La seconda parte del percorso, "Tracce sulla neve", è forse più interessante ma altrettanto discutibile. Se, qua e là, qualche sparuto oggetto antropologico compare, esso è forzatamente accostato al solo rapporto con la neve, con la stagione invernale, un tempo la meno attiva per gente che trovava da vivere quasi esclusivamente nel lavoro dei campi. Apprezzabili invece le testimonianze orali raccolte sul com’era la vita ‘sti ani antichi, veri documenti al pari degli oggetti. Peccato che anche in queste sale facciano la loro nefasta comparsa parecchie chincaglierie, kitsch nella loro tecnologia, come le foto con scene di sci sulle quali, azionate da pompe d’aria, cadono finti frammenti di neve.
L’insieme, sia ben chiaro, a parte le sopracitate défaillances, non è negativo, anzi, didatticamente potrebbe essere interessante, se si scegliesse un linguaggio meno artificioso; per lo meno rende in qualche modo partecipi i più piccoli alla vita della natura, specialmente a quella del circondario, minacciata com’è da campi da golf e piste da sci.
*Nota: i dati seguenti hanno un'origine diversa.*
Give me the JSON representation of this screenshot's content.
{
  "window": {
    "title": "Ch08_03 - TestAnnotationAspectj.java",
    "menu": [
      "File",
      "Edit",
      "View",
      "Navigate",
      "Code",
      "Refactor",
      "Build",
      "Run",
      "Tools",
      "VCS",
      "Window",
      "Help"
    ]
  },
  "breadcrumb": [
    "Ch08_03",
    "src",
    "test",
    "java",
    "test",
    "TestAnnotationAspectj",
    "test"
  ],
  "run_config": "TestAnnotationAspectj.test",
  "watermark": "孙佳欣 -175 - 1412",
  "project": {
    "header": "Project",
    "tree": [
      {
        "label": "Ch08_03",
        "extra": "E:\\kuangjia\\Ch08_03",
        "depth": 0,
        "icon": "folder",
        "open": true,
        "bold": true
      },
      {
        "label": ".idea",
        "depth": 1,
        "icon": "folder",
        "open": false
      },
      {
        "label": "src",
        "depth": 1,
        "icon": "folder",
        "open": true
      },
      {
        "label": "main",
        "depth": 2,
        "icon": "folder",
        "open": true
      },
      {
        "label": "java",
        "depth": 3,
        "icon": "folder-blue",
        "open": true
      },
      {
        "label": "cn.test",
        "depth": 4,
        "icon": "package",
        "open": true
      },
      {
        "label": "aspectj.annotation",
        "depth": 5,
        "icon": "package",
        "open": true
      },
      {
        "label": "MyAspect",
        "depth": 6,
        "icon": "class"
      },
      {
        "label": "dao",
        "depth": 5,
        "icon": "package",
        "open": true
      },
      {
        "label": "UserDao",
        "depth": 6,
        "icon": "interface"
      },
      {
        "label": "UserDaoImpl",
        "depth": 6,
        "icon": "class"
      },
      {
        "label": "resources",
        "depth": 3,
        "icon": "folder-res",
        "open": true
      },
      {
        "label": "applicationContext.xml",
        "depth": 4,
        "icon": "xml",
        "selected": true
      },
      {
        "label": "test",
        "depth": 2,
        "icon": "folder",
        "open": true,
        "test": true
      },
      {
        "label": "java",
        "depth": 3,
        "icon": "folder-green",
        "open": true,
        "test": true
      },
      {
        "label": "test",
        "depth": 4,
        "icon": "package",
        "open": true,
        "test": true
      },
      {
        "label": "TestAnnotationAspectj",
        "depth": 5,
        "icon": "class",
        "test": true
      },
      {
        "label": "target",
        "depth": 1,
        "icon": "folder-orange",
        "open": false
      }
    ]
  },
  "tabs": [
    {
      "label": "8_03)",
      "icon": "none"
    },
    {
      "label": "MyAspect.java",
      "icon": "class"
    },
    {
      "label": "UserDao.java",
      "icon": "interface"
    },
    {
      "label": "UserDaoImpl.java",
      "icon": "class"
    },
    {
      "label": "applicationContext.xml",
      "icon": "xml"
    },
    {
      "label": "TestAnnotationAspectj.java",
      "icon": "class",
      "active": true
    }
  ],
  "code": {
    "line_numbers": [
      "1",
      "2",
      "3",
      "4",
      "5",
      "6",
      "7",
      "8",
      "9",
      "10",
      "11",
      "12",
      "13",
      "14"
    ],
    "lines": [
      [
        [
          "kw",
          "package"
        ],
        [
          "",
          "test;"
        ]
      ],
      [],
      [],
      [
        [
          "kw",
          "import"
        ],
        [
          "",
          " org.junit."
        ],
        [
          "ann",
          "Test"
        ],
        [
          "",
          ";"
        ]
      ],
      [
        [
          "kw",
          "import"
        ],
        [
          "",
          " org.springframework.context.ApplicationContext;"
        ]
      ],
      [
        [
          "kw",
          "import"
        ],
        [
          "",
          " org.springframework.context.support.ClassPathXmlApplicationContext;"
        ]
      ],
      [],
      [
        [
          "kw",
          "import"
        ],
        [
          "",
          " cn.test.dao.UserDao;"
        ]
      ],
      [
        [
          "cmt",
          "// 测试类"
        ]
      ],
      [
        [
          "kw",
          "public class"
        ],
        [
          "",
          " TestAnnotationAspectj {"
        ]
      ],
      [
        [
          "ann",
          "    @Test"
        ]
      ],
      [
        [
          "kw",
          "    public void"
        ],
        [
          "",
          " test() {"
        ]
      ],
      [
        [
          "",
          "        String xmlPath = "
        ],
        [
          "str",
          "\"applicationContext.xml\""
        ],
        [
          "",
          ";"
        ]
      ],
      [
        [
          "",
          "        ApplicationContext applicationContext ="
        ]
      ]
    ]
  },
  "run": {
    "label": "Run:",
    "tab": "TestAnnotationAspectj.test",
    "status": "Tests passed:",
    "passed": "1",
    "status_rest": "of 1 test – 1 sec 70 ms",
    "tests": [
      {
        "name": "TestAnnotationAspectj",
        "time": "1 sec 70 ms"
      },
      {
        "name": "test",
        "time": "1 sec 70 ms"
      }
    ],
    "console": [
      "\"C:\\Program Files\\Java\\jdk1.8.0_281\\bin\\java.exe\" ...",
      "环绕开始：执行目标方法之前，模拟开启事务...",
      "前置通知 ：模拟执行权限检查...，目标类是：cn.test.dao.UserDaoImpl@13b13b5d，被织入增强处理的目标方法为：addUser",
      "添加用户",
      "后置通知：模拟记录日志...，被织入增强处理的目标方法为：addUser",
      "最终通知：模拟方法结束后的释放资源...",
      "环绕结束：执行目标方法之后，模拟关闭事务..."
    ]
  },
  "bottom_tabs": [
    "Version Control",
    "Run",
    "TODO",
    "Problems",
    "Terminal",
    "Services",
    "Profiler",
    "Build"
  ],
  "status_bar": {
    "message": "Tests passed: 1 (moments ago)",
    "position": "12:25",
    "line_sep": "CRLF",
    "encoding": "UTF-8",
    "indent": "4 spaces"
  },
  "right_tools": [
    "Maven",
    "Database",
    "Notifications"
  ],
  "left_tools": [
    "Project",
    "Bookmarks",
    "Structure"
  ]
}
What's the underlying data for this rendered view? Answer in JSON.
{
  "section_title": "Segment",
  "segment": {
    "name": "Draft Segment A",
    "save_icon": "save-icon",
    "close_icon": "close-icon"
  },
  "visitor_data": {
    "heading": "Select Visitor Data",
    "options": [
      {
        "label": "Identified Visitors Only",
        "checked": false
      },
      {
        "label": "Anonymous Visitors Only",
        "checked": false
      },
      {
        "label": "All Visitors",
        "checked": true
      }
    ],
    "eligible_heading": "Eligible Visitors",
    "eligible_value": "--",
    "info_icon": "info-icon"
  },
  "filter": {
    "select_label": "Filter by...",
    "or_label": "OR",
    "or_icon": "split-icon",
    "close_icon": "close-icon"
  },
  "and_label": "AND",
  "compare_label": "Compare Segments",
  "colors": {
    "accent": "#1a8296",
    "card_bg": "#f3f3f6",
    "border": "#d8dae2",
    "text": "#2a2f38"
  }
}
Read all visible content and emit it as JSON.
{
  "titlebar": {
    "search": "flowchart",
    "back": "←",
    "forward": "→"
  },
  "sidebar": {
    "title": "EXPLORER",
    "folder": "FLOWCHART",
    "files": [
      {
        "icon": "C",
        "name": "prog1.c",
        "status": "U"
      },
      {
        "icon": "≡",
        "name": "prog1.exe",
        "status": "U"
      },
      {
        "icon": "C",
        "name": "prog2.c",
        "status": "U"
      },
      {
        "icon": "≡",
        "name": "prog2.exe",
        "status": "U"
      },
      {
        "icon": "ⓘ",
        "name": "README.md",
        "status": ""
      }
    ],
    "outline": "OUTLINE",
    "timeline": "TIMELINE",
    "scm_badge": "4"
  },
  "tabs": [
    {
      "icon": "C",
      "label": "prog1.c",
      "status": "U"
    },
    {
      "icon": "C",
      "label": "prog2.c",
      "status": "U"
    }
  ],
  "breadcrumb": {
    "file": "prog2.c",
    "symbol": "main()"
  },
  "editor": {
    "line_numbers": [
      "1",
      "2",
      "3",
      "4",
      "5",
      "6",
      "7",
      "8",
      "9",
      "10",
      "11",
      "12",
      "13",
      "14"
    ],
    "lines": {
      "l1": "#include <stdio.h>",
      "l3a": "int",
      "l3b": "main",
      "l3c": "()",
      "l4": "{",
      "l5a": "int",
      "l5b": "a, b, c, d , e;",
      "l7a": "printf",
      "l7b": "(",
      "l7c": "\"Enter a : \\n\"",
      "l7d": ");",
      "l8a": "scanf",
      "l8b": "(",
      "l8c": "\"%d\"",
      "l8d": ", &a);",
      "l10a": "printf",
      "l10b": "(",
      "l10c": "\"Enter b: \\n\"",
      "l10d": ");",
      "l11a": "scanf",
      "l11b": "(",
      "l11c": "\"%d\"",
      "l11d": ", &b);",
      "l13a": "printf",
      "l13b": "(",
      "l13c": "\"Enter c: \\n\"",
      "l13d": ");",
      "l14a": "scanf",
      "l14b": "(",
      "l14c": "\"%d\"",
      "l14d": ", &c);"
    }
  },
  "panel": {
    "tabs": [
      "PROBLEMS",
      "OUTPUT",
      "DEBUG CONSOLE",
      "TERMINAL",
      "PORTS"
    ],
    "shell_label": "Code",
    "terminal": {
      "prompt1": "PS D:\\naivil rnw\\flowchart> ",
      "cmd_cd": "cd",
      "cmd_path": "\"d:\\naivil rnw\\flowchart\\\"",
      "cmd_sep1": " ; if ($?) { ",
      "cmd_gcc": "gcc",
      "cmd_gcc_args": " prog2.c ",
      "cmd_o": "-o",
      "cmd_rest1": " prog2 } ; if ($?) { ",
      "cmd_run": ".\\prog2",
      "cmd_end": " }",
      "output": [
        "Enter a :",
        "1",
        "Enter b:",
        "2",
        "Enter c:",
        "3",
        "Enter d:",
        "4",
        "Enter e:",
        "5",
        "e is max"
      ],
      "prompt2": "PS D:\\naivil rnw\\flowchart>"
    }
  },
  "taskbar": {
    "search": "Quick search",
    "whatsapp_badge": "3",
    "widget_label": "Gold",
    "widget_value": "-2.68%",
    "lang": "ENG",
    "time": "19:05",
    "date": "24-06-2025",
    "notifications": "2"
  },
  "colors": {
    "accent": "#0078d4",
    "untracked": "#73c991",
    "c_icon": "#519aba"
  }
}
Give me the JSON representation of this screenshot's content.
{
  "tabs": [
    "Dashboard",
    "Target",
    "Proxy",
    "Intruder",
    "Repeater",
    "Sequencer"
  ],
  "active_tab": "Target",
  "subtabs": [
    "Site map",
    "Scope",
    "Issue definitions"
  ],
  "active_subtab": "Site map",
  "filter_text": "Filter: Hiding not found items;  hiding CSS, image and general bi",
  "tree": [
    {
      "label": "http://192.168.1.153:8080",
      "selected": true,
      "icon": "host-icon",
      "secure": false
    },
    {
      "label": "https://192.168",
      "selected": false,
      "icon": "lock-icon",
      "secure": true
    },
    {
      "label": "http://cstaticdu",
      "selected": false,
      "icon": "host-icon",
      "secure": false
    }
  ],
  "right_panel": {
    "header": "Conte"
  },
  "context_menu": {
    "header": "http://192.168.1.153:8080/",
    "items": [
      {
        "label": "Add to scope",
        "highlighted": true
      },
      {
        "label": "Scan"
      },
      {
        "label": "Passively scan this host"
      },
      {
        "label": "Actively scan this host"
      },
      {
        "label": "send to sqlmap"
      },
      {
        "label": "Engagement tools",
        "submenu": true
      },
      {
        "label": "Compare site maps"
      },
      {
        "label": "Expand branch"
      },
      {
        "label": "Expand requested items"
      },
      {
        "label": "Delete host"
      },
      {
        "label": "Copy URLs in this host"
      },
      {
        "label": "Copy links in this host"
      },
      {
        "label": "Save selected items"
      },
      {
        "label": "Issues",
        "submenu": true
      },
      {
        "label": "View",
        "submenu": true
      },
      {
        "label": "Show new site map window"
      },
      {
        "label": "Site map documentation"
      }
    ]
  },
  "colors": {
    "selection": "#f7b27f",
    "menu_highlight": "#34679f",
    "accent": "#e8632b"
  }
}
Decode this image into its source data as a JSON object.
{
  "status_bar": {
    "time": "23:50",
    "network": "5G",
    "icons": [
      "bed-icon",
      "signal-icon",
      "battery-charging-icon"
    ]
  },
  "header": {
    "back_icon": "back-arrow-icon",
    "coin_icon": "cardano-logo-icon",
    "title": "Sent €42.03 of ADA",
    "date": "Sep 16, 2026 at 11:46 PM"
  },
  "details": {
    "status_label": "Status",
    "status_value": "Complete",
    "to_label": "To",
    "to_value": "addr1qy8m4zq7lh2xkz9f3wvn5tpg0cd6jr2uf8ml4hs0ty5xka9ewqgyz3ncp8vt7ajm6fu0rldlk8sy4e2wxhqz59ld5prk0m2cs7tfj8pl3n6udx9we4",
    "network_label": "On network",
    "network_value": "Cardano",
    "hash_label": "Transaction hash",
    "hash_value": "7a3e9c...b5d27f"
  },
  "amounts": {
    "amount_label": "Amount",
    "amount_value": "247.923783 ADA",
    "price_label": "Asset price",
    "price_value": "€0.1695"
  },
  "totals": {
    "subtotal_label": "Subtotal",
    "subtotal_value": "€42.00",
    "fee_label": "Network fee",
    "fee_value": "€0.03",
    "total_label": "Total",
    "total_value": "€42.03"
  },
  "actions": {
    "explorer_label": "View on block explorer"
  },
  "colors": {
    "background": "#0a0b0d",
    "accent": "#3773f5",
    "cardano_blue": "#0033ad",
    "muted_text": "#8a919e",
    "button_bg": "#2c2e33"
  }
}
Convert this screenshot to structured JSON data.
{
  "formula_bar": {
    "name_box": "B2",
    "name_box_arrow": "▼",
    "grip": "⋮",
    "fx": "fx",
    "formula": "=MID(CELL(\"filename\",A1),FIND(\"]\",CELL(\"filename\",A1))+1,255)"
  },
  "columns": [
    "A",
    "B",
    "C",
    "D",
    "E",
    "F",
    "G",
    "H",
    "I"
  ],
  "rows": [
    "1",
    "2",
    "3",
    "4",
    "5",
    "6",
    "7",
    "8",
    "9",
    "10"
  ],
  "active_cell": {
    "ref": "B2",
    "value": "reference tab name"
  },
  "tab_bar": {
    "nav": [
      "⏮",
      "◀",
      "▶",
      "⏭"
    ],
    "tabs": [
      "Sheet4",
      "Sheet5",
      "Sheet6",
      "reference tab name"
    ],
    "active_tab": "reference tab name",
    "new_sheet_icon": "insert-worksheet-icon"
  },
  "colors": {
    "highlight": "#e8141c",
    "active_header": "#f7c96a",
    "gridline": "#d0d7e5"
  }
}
Il fatto è che per questo percorso didattico, che per la mancanza di oggetti non può essere chiamato museo, si è provveduto ad eliminare un’interessante raccolta di testimoni della cultura materiale locale. Eppure sarebbe bastato poco per far convivere oggetti e didattica, unendoli in un’idea di eco-museo, di museo diffuso che sempre più piace, in primis proprio al turista. E invece no. "Il Comune - ci dice Fernando Larcher, storico della comunità di Folgaria nonché esponente locale del WWF - era evidentemente disinteressato alla continuità del museo etnografico, e ancor di più la Provincia, che spingeva alla creazione di un qualcosa di più moderno, che comunque non sembrasse un doppione di S. Michele".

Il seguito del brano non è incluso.